What Paid Sick Leave Could Mean for Arkansas’s High Flu Rates

Two dozen Arkansas residents died from the flu last week, bringing the total number of flu deaths this season to 94. According to state health officials the number could reach as high as 270 before spring, based on previous outbreaks

The length and severity of this year’s flu season shows a major increase compared to previous years. According to Dr. John Brineman from Blue Cross Blue Shield, about two-thirds of those who died from flu this season were unvaccinated.

“Flu rates vary as a function of vaccination rates, how effective the vaccine is, and the underlying health of the individual,” he says. “Flu death rates vary dependent on that last variable and age.”

But what about the third that did get vaccinated? And what about the small but still significant percentage of the population who may not be able to safely receive vaccines?

Vaccination rates are just one of multiple factors that have an effect on flu transmission rates. However, it isn’t always enough to just get vaccinated. Sometimes people will just come down with the flu—but how do we prevent spreading it to vulnerable members of the population?

“Infants and older folks have higher death rates,” explains Dr. Brineman.

Medical professionals, like Brineman, usually recommend staying home from work or school when experiencing even mild flu symptoms.

That sounds simple enough, but for many individuals, taking a sick day is just not possible. Max Oliver is a former Sam’s Club employee who recalls how difficult it was to take off work because of illness.

“As far as I remember, if you were going to call in sick, you were supposed to know 24 hours in advance if possible,” says Oliver. “You’re allowed 3 absences–and I think two tardies counted as an absence—and then you get written up.”

By the time individuals start experiencing the first symptoms of the flu, the virus is already transmittable.
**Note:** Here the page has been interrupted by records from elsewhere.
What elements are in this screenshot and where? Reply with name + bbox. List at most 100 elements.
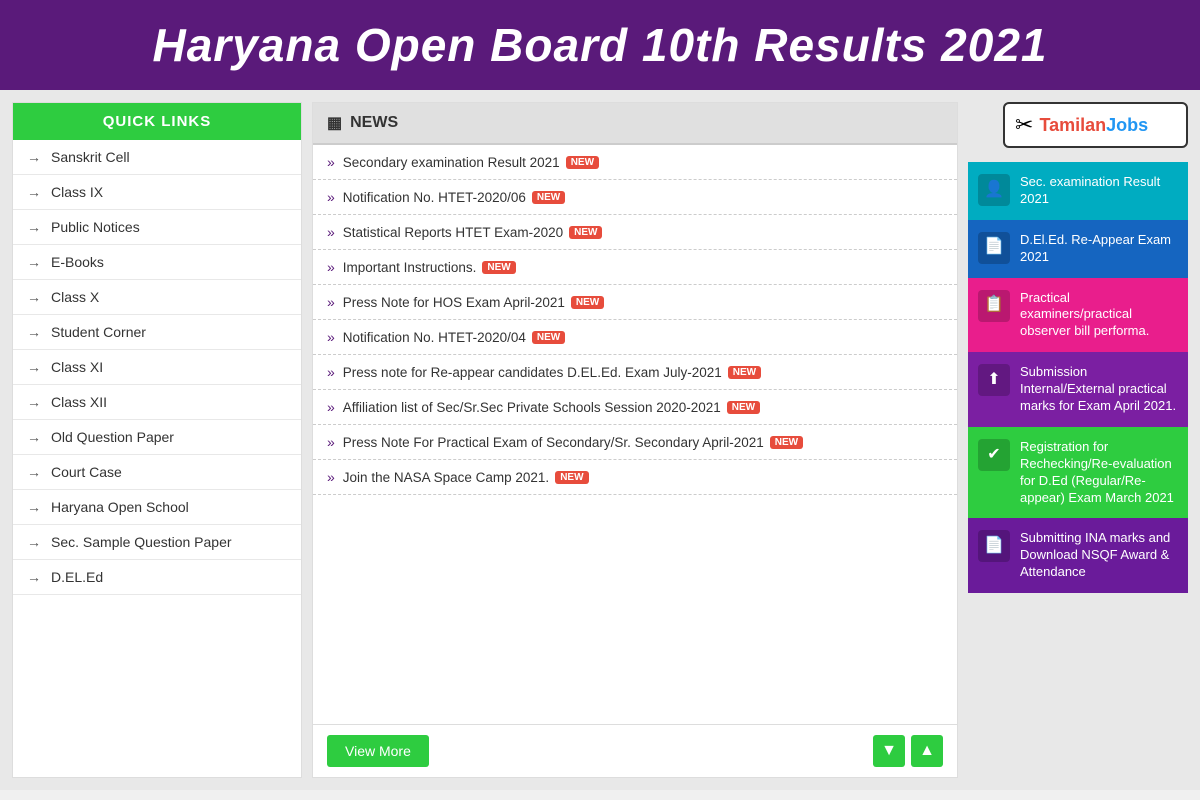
sidebar: QUICK LINKS →Sanskrit Cell→Class IX→Publ… bbox=[12, 102, 302, 778]
news-item-text: Press note for Re-appear candidates D.EL… bbox=[343, 365, 722, 380]
right-card[interactable]: 📋 Practical examiners/practical observer… bbox=[968, 278, 1188, 353]
main-content: QUICK LINKS →Sanskrit Cell→Class IX→Publ… bbox=[0, 90, 1200, 790]
right-card[interactable]: 📄 D.El.Ed. Re-Appear Exam 2021 bbox=[968, 220, 1188, 278]
sidebar-arrow-icon: → bbox=[27, 464, 41, 480]
new-badge: NEW bbox=[555, 471, 588, 484]
new-badge: NEW bbox=[770, 436, 803, 449]
right-card-text: Submission Internal/External practical m… bbox=[1020, 364, 1178, 415]
sidebar-item-label: Sanskrit Cell bbox=[51, 149, 130, 165]
sidebar-item[interactable]: → D.EL.Ed bbox=[13, 560, 301, 595]
sidebar-item[interactable]: → Court Case bbox=[13, 455, 301, 490]
news-item[interactable]: » Important Instructions. NEW bbox=[313, 250, 957, 285]
new-badge: NEW bbox=[728, 366, 761, 379]
sidebar-arrow-icon: → bbox=[27, 254, 41, 270]
sidebar-arrow-icon: → bbox=[27, 499, 41, 515]
page-title: Haryana Open Board 10th Results 2021 bbox=[30, 18, 1170, 72]
logo-text: TamilanJobs bbox=[1039, 115, 1148, 136]
news-item-text: Notification No. HTET-2020/04 bbox=[343, 330, 526, 345]
news-item[interactable]: »Press Note for HOS Exam April-2021NEW bbox=[313, 285, 957, 320]
sidebar-arrow-icon: → bbox=[27, 324, 41, 340]
right-card[interactable]: ✔ Registration for Rechecking/Re-evaluat… bbox=[968, 427, 1188, 519]
news-chevron-icon: » bbox=[327, 434, 335, 450]
page-header: Haryana Open Board 10th Results 2021 bbox=[0, 0, 1200, 90]
sidebar-item-label: Haryana Open School bbox=[51, 499, 189, 515]
sidebar-arrow-icon: → bbox=[27, 219, 41, 235]
right-card-text: Submitting INA marks and Download NSQF A… bbox=[1020, 530, 1178, 581]
sidebar-item-label: Class IX bbox=[51, 184, 103, 200]
right-card-icon: 👤 bbox=[978, 174, 1010, 206]
sidebar-item-label: Court Case bbox=[51, 464, 122, 480]
news-item[interactable]: »Press note for Re-appear candidates D.E… bbox=[313, 355, 957, 390]
right-card[interactable]: ⬆ Submission Internal/External practical… bbox=[968, 352, 1188, 427]
sidebar-item[interactable]: →Public Notices bbox=[13, 210, 301, 245]
news-chevron-icon: » bbox=[327, 259, 335, 275]
news-item[interactable]: »Join the NASA Space Camp 2021.NEW bbox=[313, 460, 957, 495]
new-badge: NEW bbox=[727, 401, 760, 414]
logo-box: ✂ TamilanJobs bbox=[1003, 102, 1188, 148]
sidebar-arrow-icon: → bbox=[27, 289, 41, 305]
news-section: ▦ NEWS »Secondary examination Result 202… bbox=[312, 102, 958, 778]
news-header: ▦ NEWS bbox=[313, 103, 957, 145]
right-card-icon: 📄 bbox=[978, 530, 1010, 562]
new-badge: NEW bbox=[566, 156, 599, 169]
news-chevron-icon: » bbox=[327, 224, 335, 240]
news-item[interactable]: » Press Note For Practical Exam of Second… bbox=[313, 425, 957, 460]
news-item-text: Affiliation list of Sec/Sr.Sec Private S… bbox=[343, 400, 721, 415]
news-chevron-icon: » bbox=[327, 189, 335, 205]
sidebar-arrow-icon: → bbox=[27, 359, 41, 375]
news-item-text: Important Instructions. bbox=[343, 260, 477, 275]
right-card-icon: 📄 bbox=[978, 232, 1010, 264]
sidebar-item[interactable]: → Class XI bbox=[13, 350, 301, 385]
news-item-text: Press Note For Practical Exam of Seconda… bbox=[343, 435, 764, 450]
sidebar-arrow-icon: → bbox=[27, 569, 41, 585]
sidebar-item-label: Student Corner bbox=[51, 324, 146, 340]
news-list: »Secondary examination Result 2021NEW » No… bbox=[313, 145, 957, 724]
news-icon: ▦ bbox=[327, 113, 342, 133]
sidebar-header: QUICK LINKS bbox=[13, 103, 301, 140]
news-item[interactable]: » Notification No. HTET-2020/06 NEW bbox=[313, 180, 957, 215]
sidebar-item-label: D.EL.Ed bbox=[51, 569, 103, 585]
sidebar-item-label: E-Books bbox=[51, 254, 104, 270]
sidebar-items-container: →Sanskrit Cell→Class IX→Public Notices→E… bbox=[13, 140, 301, 595]
sidebar-item-label: Sec. Sample Question Paper bbox=[51, 534, 232, 550]
news-item[interactable]: » Notification No. HTET-2020/04 NEW bbox=[313, 320, 957, 355]
sidebar-item-label: Class X bbox=[51, 289, 99, 305]
news-item[interactable]: »Secondary examination Result 2021NEW bbox=[313, 145, 957, 180]
right-card[interactable]: 📄 Submitting INA marks and Download NSQF… bbox=[968, 518, 1188, 593]
right-card-text: Registration for Rechecking/Re-evaluatio… bbox=[1020, 439, 1178, 507]
news-title: NEWS bbox=[350, 114, 398, 132]
sidebar-item[interactable]: →Sanskrit Cell bbox=[13, 140, 301, 175]
view-more-button[interactable]: View More bbox=[327, 735, 429, 767]
news-item[interactable]: » Statistical Reports HTET Exam-2020 NEW bbox=[313, 215, 957, 250]
new-badge: NEW bbox=[532, 331, 565, 344]
sidebar-item[interactable]: → Class IX bbox=[13, 175, 301, 210]
news-item[interactable]: »Affiliation list of Sec/Sr.Sec Private … bbox=[313, 390, 957, 425]
sidebar-item-label: Old Question Paper bbox=[51, 429, 174, 445]
right-panel: ✂ TamilanJobs 👤 Sec. examination Result … bbox=[968, 102, 1188, 778]
new-badge: NEW bbox=[482, 261, 515, 274]
sidebar-item[interactable]: → Class X bbox=[13, 280, 301, 315]
sidebar-item[interactable]: → Student Corner bbox=[13, 315, 301, 350]
sidebar-item[interactable]: →Sec. Sample Question Paper bbox=[13, 525, 301, 560]
new-badge: NEW bbox=[569, 226, 602, 239]
right-card-icon: ⬆ bbox=[978, 364, 1010, 396]
news-item-text: Notification No. HTET-2020/06 bbox=[343, 190, 526, 205]
sidebar-item-label: Class XI bbox=[51, 359, 103, 375]
sidebar-item[interactable]: → E-Books bbox=[13, 245, 301, 280]
sidebar-arrow-icon: → bbox=[27, 394, 41, 410]
sidebar-arrow-icon: → bbox=[27, 184, 41, 200]
sidebar-item[interactable]: →Class XII bbox=[13, 385, 301, 420]
sidebar-item[interactable]: → Haryana Open School bbox=[13, 490, 301, 525]
news-item-text: Press Note for HOS Exam April-2021 bbox=[343, 295, 565, 310]
news-item-text: Statistical Reports HTET Exam-2020 bbox=[343, 225, 563, 240]
right-card[interactable]: 👤 Sec. examination Result 2021 bbox=[968, 162, 1188, 220]
nav-buttons: ▼ ▲ bbox=[873, 735, 943, 767]
sidebar-item[interactable]: →Old Question Paper bbox=[13, 420, 301, 455]
right-card-text: Sec. examination Result 2021 bbox=[1020, 174, 1178, 208]
right-card-text: Practical examiners/practical observer b… bbox=[1020, 290, 1178, 341]
scroll-up-button[interactable]: ▲ bbox=[911, 735, 943, 767]
new-badge: NEW bbox=[532, 191, 565, 204]
news-footer: View More ▼ ▲ bbox=[313, 724, 957, 777]
news-chevron-icon: » bbox=[327, 329, 335, 345]
scroll-down-button[interactable]: ▼ bbox=[873, 735, 905, 767]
In Max’s case, if he started experiencing symptoms on a work day, he would have to show up anyway to avoid disciplinary action.
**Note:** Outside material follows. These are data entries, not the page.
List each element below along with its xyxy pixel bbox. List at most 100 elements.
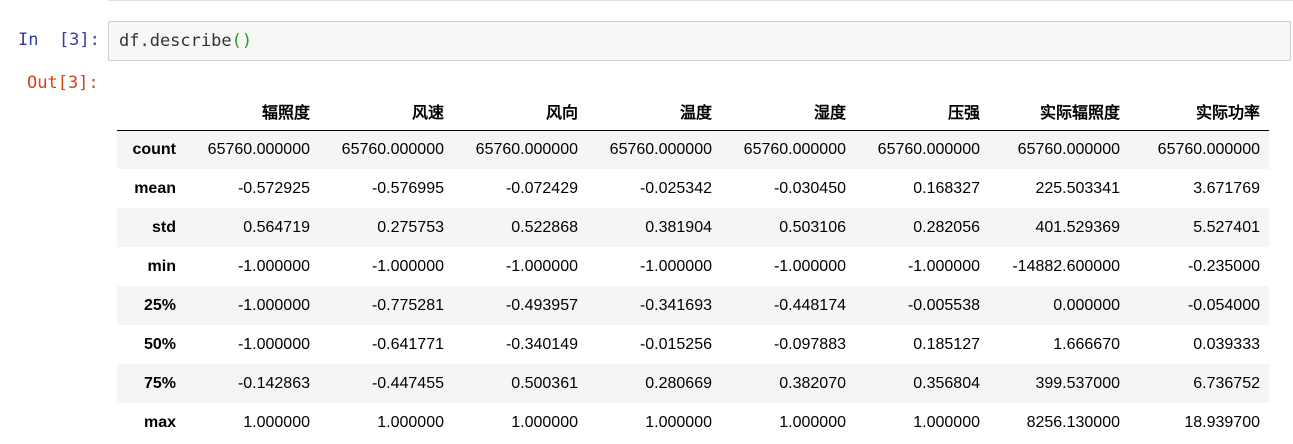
table-cell: -0.341693 — [639, 296, 712, 314]
table-cell: 65760.000000 — [475, 140, 578, 158]
table-cell: 0.382070 — [779, 374, 846, 392]
table-cell: -0.025342 — [639, 179, 712, 197]
table-cell: 0.185127 — [913, 335, 980, 353]
table-cell: 0.280669 — [645, 374, 712, 392]
table-cell: 65760.000000 — [743, 140, 846, 158]
row-label: 50% — [143, 335, 176, 353]
table-cell: 0.039333 — [1193, 335, 1260, 353]
table-cell: -1.000000 — [371, 257, 444, 275]
table-cell: 0.522868 — [511, 218, 578, 236]
table-cell: -1.000000 — [237, 296, 310, 314]
previous-cell-border — [108, 0, 1293, 1]
table-cell: -1.000000 — [237, 335, 310, 353]
table-cell: -1.000000 — [907, 257, 980, 275]
table-cell: -0.005538 — [907, 296, 980, 314]
table-cell: 65760.000000 — [341, 140, 444, 158]
row-label: max — [143, 413, 176, 431]
table-cell: -0.775281 — [371, 296, 444, 314]
table-cell: 0.000000 — [1053, 296, 1120, 314]
table-row: max 1.000000 1.000000 1.000000 1.000000 1.000… — [117, 403, 1269, 442]
table-cell: -0.142863 — [237, 374, 310, 392]
table-cell: 0.356804 — [913, 374, 980, 392]
table-cell: 0.275753 — [377, 218, 444, 236]
table-cell: 65760.000000 — [1017, 140, 1120, 158]
column-header: 辐照度 — [185, 92, 319, 131]
code-line[interactable]: df.describe() — [119, 31, 252, 51]
table-cell: 225.503341 — [1035, 179, 1120, 197]
table-cell: 65760.000000 — [877, 140, 980, 158]
table-cell: -0.576995 — [371, 179, 444, 197]
index-header — [117, 92, 185, 131]
table-cell: 0.381904 — [645, 218, 712, 236]
input-prompt: In [3]: — [18, 30, 100, 50]
row-label: 75% — [143, 374, 176, 392]
row-label: min — [147, 257, 176, 275]
table-cell: 65760.000000 — [1157, 140, 1260, 158]
table-cell: -0.493957 — [505, 296, 578, 314]
notebook-page: In [3]: df.describe() Out[3]: 辐照度 风速 风向 温度湿… — [0, 0, 1293, 444]
table-row: std 0.564719 0.275753 0.522868 0.381904 0.503… — [117, 208, 1269, 247]
table-cell: 65760.000000 — [609, 140, 712, 158]
table-cell: -0.030450 — [773, 179, 846, 197]
table-cell: -0.097883 — [773, 335, 846, 353]
table-body: count 65760.000000 65760.000000 65760.00000… — [117, 130, 1269, 442]
table-cell: 65760.000000 — [207, 140, 310, 158]
table-row: count 65760.000000 65760.000000 65760.00000… — [117, 130, 1269, 169]
table-cell: 401.529369 — [1035, 218, 1120, 236]
table-cell: -0.235000 — [1187, 257, 1260, 275]
table-cell: 1.000000 — [913, 413, 980, 431]
table-cell: -1.000000 — [639, 257, 712, 275]
table-row: min -1.000000 -1.000000 -1.000000 -1.000000 -… — [117, 247, 1269, 286]
table-header-row: 辐照度 风速 风向 温度 湿度 压强 实际辐照度 实际功率 — [117, 92, 1269, 131]
table-row: 75% -0.142863 -0.447455 0.500361 0.280669 0.3… — [117, 364, 1269, 403]
column-header: 温度 — [587, 92, 721, 131]
table-cell: 399.537000 — [1035, 374, 1120, 392]
code-text: df.describe — [119, 31, 232, 51]
table-cell: 0.168327 — [913, 179, 980, 197]
table-cell: 0.500361 — [511, 374, 578, 392]
table-cell: -0.448174 — [773, 296, 846, 314]
column-header: 实际功率 — [1129, 92, 1269, 131]
table-cell: 1.000000 — [779, 413, 846, 431]
table-cell: 3.671769 — [1193, 179, 1260, 197]
output-prompt: Out[3]: — [27, 73, 99, 93]
table-cell: 1.000000 — [377, 413, 444, 431]
row-label: std — [152, 218, 176, 236]
table-row: 25% -1.000000 -0.775281 -0.493957 -0.341693 -… — [117, 286, 1269, 325]
table-cell: 6.736752 — [1193, 374, 1260, 392]
column-header: 湿度 — [721, 92, 855, 131]
table-cell: 8256.130000 — [1026, 413, 1120, 431]
table-row: mean -0.572925 -0.576995 -0.072429 -0.025342… — [117, 169, 1269, 208]
table-cell: -0.447455 — [371, 374, 444, 392]
table-cell: 0.503106 — [779, 218, 846, 236]
table-cell: -1.000000 — [773, 257, 846, 275]
table-cell: -0.054000 — [1187, 296, 1260, 314]
table-cell: 5.527401 — [1193, 218, 1260, 236]
column-header: 实际辐照度 — [989, 92, 1129, 131]
table-cell: -0.015256 — [639, 335, 712, 353]
table-cell: 1.666670 — [1053, 335, 1120, 353]
row-label: mean — [134, 179, 176, 197]
column-header: 压强 — [855, 92, 989, 131]
table-cell: -0.072429 — [505, 179, 578, 197]
table-cell: 0.282056 — [913, 218, 980, 236]
table-cell: 1.000000 — [243, 413, 310, 431]
table-cell: -0.340149 — [505, 335, 578, 353]
code-input-area[interactable]: df.describe() — [108, 21, 1291, 61]
open-paren: ( — [231, 31, 242, 51]
table-row: 50% -1.000000 -0.641771 -0.340149 -0.015256 -… — [117, 325, 1269, 364]
describe-table: 辐照度 风速 风向 温度 湿度 压强 实际辐照度 实际功率 count 65760.000000… — [117, 92, 1269, 442]
table-cell: 0.564719 — [243, 218, 310, 236]
column-header: 风向 — [453, 92, 587, 131]
table-cell: -1.000000 — [237, 257, 310, 275]
row-label: count — [132, 140, 176, 158]
table-cell: -14882.600000 — [1012, 257, 1120, 275]
table-cell: 1.000000 — [645, 413, 712, 431]
close-paren: ) — [241, 31, 253, 51]
column-header: 风速 — [319, 92, 453, 131]
table-cell: 1.000000 — [511, 413, 578, 431]
table-cell: -0.641771 — [371, 335, 444, 353]
table-cell: -0.572925 — [237, 179, 310, 197]
table-cell: -1.000000 — [505, 257, 578, 275]
row-label: 25% — [143, 296, 176, 314]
Only 34 percent of low-income, part-time, and service industry workers receive paid sick leave, according to the Bureau of Labor Statistics. But on top that, many of these jobs also have policies in place that can penalize employees for refusing to go to work sick.
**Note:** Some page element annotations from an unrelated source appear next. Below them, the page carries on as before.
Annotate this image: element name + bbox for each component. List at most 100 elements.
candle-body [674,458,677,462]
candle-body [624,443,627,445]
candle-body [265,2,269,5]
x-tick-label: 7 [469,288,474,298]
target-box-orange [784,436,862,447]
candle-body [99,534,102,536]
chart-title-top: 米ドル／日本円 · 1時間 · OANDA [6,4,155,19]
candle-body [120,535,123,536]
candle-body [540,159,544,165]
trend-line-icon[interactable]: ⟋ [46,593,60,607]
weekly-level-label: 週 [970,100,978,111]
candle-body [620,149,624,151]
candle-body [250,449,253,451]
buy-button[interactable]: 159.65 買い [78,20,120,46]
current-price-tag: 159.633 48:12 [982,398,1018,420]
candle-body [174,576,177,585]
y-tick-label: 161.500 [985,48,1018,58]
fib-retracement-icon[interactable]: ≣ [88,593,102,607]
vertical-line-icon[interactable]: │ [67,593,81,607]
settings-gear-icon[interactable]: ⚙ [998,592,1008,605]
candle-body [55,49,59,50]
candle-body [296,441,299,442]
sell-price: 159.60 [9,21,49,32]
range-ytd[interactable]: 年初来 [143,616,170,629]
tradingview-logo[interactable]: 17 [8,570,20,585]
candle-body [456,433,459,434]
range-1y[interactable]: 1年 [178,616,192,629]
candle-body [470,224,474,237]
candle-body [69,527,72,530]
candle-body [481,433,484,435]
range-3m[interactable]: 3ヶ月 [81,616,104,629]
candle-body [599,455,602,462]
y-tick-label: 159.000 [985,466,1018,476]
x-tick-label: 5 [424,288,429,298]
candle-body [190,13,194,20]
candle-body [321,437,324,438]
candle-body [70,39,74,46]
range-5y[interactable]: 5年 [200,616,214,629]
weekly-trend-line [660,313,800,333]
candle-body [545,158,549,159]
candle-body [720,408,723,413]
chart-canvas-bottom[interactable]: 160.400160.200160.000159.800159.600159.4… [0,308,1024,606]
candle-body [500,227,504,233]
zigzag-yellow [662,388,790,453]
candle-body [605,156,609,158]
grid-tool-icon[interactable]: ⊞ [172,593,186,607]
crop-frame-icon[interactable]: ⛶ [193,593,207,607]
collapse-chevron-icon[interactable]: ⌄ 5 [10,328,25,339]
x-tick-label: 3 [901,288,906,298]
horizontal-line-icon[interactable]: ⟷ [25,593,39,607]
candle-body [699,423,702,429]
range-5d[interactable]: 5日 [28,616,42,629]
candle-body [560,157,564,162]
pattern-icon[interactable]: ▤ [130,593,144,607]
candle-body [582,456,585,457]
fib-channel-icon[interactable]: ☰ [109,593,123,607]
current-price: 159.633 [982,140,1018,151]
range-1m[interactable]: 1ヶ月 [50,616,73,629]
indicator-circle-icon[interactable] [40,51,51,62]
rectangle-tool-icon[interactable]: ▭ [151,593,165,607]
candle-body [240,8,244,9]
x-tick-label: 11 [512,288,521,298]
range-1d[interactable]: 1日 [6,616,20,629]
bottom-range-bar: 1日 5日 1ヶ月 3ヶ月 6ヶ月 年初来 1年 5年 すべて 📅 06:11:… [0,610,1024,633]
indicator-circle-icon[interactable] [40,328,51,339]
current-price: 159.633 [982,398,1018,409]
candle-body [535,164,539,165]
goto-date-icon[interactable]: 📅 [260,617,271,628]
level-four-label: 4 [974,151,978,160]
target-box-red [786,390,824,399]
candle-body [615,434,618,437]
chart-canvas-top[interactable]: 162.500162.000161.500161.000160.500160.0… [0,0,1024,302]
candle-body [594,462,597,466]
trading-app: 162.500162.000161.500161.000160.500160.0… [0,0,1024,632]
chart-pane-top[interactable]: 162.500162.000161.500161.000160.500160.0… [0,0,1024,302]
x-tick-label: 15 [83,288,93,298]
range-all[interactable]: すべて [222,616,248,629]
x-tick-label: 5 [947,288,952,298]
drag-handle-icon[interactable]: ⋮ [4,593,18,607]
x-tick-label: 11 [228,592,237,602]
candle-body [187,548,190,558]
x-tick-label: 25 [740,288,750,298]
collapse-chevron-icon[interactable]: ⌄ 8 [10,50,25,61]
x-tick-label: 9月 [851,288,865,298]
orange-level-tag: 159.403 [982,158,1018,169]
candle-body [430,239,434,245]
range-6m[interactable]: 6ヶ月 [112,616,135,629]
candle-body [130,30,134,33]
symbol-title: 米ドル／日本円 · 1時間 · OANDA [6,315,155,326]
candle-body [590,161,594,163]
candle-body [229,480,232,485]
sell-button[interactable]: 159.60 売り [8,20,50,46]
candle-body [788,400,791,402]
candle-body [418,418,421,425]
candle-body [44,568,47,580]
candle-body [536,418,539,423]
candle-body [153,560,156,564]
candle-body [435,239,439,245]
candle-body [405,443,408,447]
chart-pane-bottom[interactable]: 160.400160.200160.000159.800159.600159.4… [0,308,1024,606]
Anna Zolten is currently an employee at Aristotle, Inc., a marketing agency. Prior to this job, Zolten only worked restaurant jobs, where she was heavily pressured to come to work sick.

“Sometimes I would be responsible for calling my coworkers to replace me during a shift, putting pressure on me as if I can’t take off if I don’t find a replacement,” says Zolten. “I worked a few times when I shouldn’t because my bosses told me I’d be fired if I didn’t show up.”

At her higher-paying salary job, Zolten receives paid time off that she can use for vacations or sick days.

“Now, I feel easily able to take off when I’m physically sick and can actually take care of myself instead of putting my livelihood before my wellbeing,” she says.

According to a survey by the Center for Research and Public Policy (CRPP), more than half of food industry employees go to work sick. Forty-five percent of those surveyed said that they go to work sick because they can’t afford to lose the money. These fields carry a high transmission risk because employees must handle food and drink and communicate with large numbers of people.

As a result of progressive labor movements, several cities have enacted ordinances mandating paid sick leave. A paper by Stefan Pichler and Nicholas Ziebarth published by the German Institute for Economic Research indicates that flu infection rates declined in some localities by as much as 20 percent after sick leave ordinance laws were passed. For states with high flu death rates, such as Arkansas, that could mean lives saved.

However, Arkansans shouldn’t expect sick leave ordinances any time soon. In March 2017, governor Asa Hutchinson signed SB 668, a preemptive law that prohibits local governments from requiring employers to provide more benefits than the state law requires. Essentially, the law prevents local governments from requiring businesses to offer anything more than the state standard, including mandatory sick leave.

Flu rates are soaring all over the United States right now, but especially in the southern U.S, where some of the nation’s poorest states are located, according to CNN. If the correlation between mandatory sick leave laws and flu infection rates are as strong as Pichler and Ziebarth’s paper, then Arkansans shouldn’t expect the severity of flu seasons to significantly decrease any time soon.